Of course I respect others and appreciate the differences they may have to enojy a different technique, my only concern ever was when it was unbalanced. Or when I feel compelled to do the same in order to compete (which usually means its unbalanced). The later can be said about other things like micromanagement, but thats all part of the game. The same can be said about starting conquest with warriors as opposed to waiting until you get MA. I've never reached MA myself where it wasn't then a piece of cake to conquer, so warriors in this case is the heavy micromanaging strategy. Wether its a good game depends purelly on the execution which is the point IMO. A well balanced game should always score the execution only.

The final point is that a competitive person will feel compelled to play a certain way that they might not find enjoyable in order to stay competitive. That is the problem, and this is why people leave. They want to do what they consider fun, pretty much everyone generally wants to play by their own rules. Although most will bend a little as long the agreed upon rules are fair to all. Prior to the Jason score that just wasn't the case at all.

Now this is mostly anecdotal, and personal at that, this was why I stopped playing a while ago. That and firaxis' knee-jerk "fix" to despot-rushing. Both have been corrected so that is why I came back.
 
Originally posted by Sirp
@Renata: I think it's important to distinguish between the kinds of micromanagement we're talking about here. Micromanaging citizen placement to get your capital up to 15 spt so you can produce a horse every other turn in 1000BC and thusly muster enough troops to eradicate the Evil Egyptians, I have no problem with. It's fun, and can involve alot of skill. Cycling through all 50 of your cities, ensuring that each one of them is correctly optimized for the best food/commerce combination to yield the best happy/total citizens ratio so you get a higher score is the kind of thing I don't like. Perhaps some others do. I suspect rather, that most do it simply for the sake of having a better chance of winning the competition.
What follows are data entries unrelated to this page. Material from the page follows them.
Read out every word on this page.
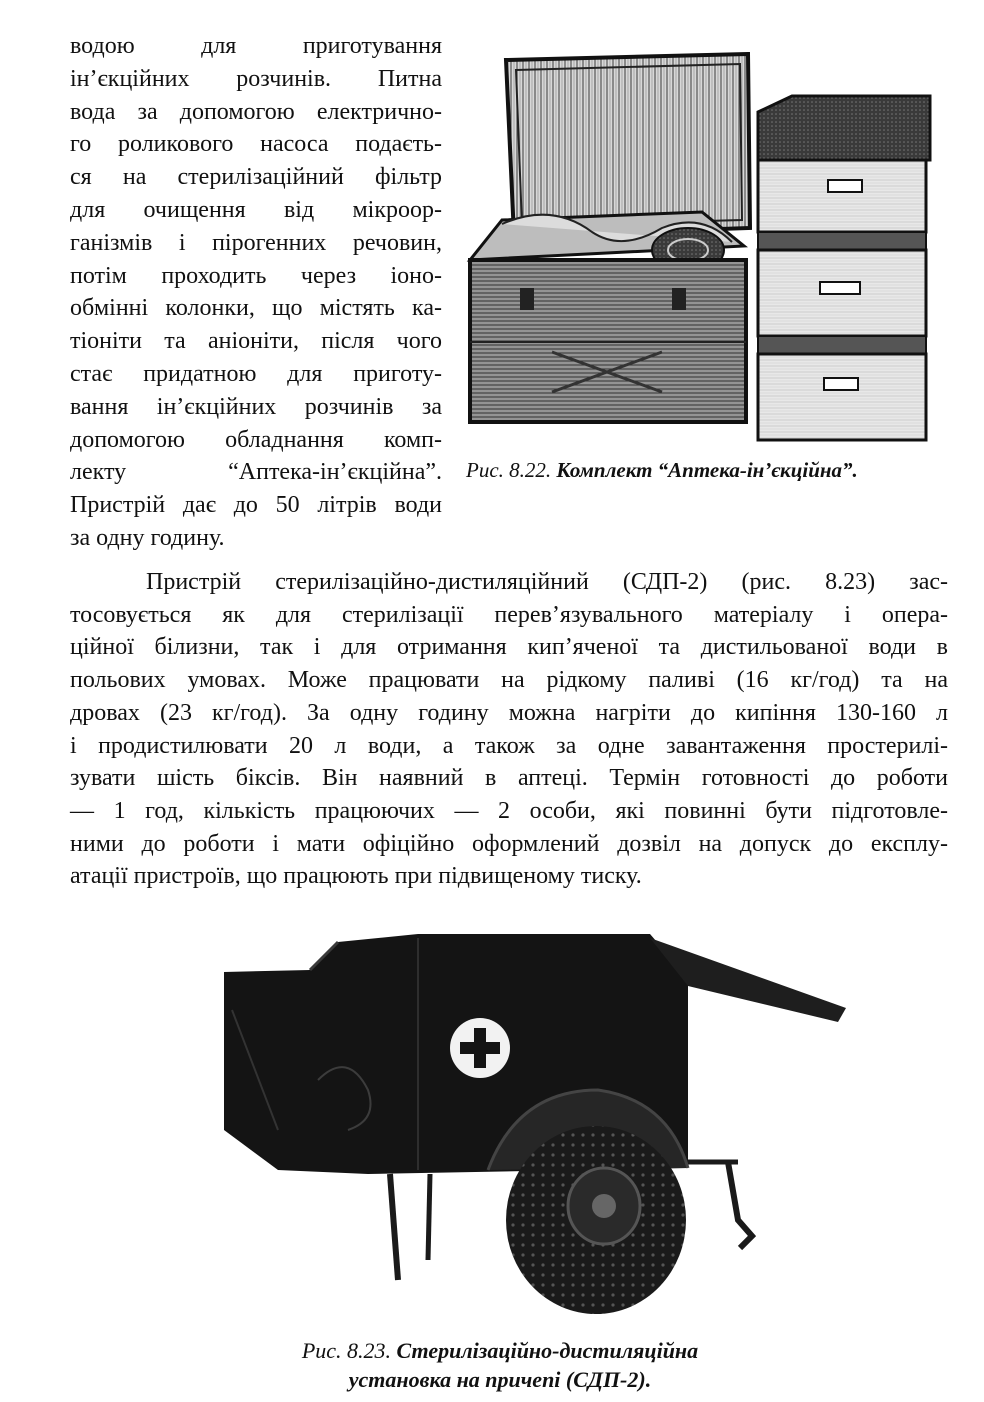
водою для приготування
ін’єкційних розчинів. Питна
вода за допомогою електрично-
го роликового насоса подаєть-
ся на стерилізаційний фільтр
для очищення від мікроор-
ганізмів і пірогенних речовин,
потім проходить через іоно-
обмінні колонки, що містять ка-
тіоніти та аніоніти, після чого
стає придатною для приготу-
вання ін’єкційних розчинів за
допомогою обладнання комп-
лекту “Аптека-ін’єкційна”.
Пристрій дає до 50 літрів води
за одну годину.
Рис. 8.22. Комплект “Аптека-ін’єкційна”.
Пристрій стерилізаційно-дистиляційний (СДП-2) (рис. 8.23) зас-
тосовується як для стерилізації перев’язувального матеріалу і опера-
ційної білизни, так і для отримання кип’яченої та дистильованої води в
польових умовах. Може працювати на рідкому паливі (16 кг/год) та на
дровах (23 кг/год). За одну годину можна нагріти до кипіння 130-160 л
і продистилювати 20 л води, а також за одне завантаження простерилі-
зувати шість біксів. Він наявний в аптеці. Термін готовності до роботи
— 1 год, кількість працюючих — 2 особи, які повинні бути підготовле-
ними до роботи і мати офіційно оформлений дозвіл на допуск до експлу-
атації пристроїв, що працюють при підвищеному тиску.
Рис. 8.23. Стерилізаційно-дистиляційна
установка на причепі (СДП-2).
There is a difference if you look at it one way, but not really a difference if you look at it another way. To me, I love it when I get the very last citizen turned into a happy person. And trying to get cities balanced in food production, so you can avoid building things like hospitals (get 2 cities balanced at size 12, instead of 1 at size 15, and the other at size 9) is like working on a puzzle. Getting 15 spt is like a puzzle, also where you have to figure out which tiles to improve and balance the mines and irrigation.
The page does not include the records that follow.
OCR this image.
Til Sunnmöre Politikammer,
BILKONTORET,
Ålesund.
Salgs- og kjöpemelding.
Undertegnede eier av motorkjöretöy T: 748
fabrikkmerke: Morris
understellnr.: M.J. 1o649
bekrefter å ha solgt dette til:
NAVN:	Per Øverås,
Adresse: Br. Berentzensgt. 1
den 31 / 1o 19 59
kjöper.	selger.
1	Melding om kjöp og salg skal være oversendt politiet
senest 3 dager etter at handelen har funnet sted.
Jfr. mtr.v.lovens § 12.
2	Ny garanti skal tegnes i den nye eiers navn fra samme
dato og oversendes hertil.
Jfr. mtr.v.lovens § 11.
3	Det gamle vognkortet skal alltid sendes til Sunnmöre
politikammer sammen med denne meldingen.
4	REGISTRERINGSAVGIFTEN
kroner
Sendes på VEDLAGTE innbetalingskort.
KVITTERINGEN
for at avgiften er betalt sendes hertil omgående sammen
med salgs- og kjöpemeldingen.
(And indeed, I assume it would have reduced your score slightly earlier, since building all those settlers would reduce your population for a while, and thus cost you some points).

It was a very, very small decrease. Longevity helps you pull off something like that. If you are already maxed out in population, then longevity actually hurts you. No matter how well you place cities, you will still have a few that are at +/- 1 food, due to an odd number of hills or plains. Longevity helps speed up the starvation!, which would hurt score. So after I got longevity, and a city that was starving (-3 food, due to the 2 extra citizens), I would rush a settler out of that city, so it could bounce back in population sooner. From milking, I learned little things like that, which I find interesting.
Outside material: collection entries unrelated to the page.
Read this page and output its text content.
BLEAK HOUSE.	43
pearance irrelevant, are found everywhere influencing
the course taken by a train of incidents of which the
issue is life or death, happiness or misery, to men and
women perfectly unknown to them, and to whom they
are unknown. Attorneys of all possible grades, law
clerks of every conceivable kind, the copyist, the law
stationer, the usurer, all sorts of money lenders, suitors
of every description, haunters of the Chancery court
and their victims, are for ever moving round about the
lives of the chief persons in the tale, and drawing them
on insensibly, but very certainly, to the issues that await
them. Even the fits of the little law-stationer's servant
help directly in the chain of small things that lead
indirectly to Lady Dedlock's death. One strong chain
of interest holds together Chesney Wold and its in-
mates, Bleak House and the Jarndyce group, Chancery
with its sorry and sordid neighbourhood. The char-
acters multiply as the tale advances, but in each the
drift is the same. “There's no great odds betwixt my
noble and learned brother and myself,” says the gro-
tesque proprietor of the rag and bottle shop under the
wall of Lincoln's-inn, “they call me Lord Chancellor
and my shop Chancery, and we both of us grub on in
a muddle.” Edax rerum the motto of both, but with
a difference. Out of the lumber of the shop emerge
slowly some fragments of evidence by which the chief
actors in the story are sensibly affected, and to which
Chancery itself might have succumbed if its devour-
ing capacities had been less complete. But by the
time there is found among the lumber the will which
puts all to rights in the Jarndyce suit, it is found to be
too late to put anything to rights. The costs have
I can understand how setting up all the settlers and temple builds to take over the entire world on the very last turn could be fun, but....you yourself admitted that that move didn't really increase your score by a significant amount. So, wasn't it purely a fun thing rather than being a milking thing at all?

Everyone has their own things they like to do during the milking phase to add fun to it. There is no joy in just merely pressing 'end turn'. Some players milked that way, and I'm sure it was not fun for them. But most that say that they do enjoy milking is because they have other things they do during the milking phase (like setting up multiply victory conditions, or building units/ships to place all over the map).

But milking is a moot point now, as you will see in upcoming results. If people want to do it, that is their choice. Milking will have very little, if any impact on what ranking they get.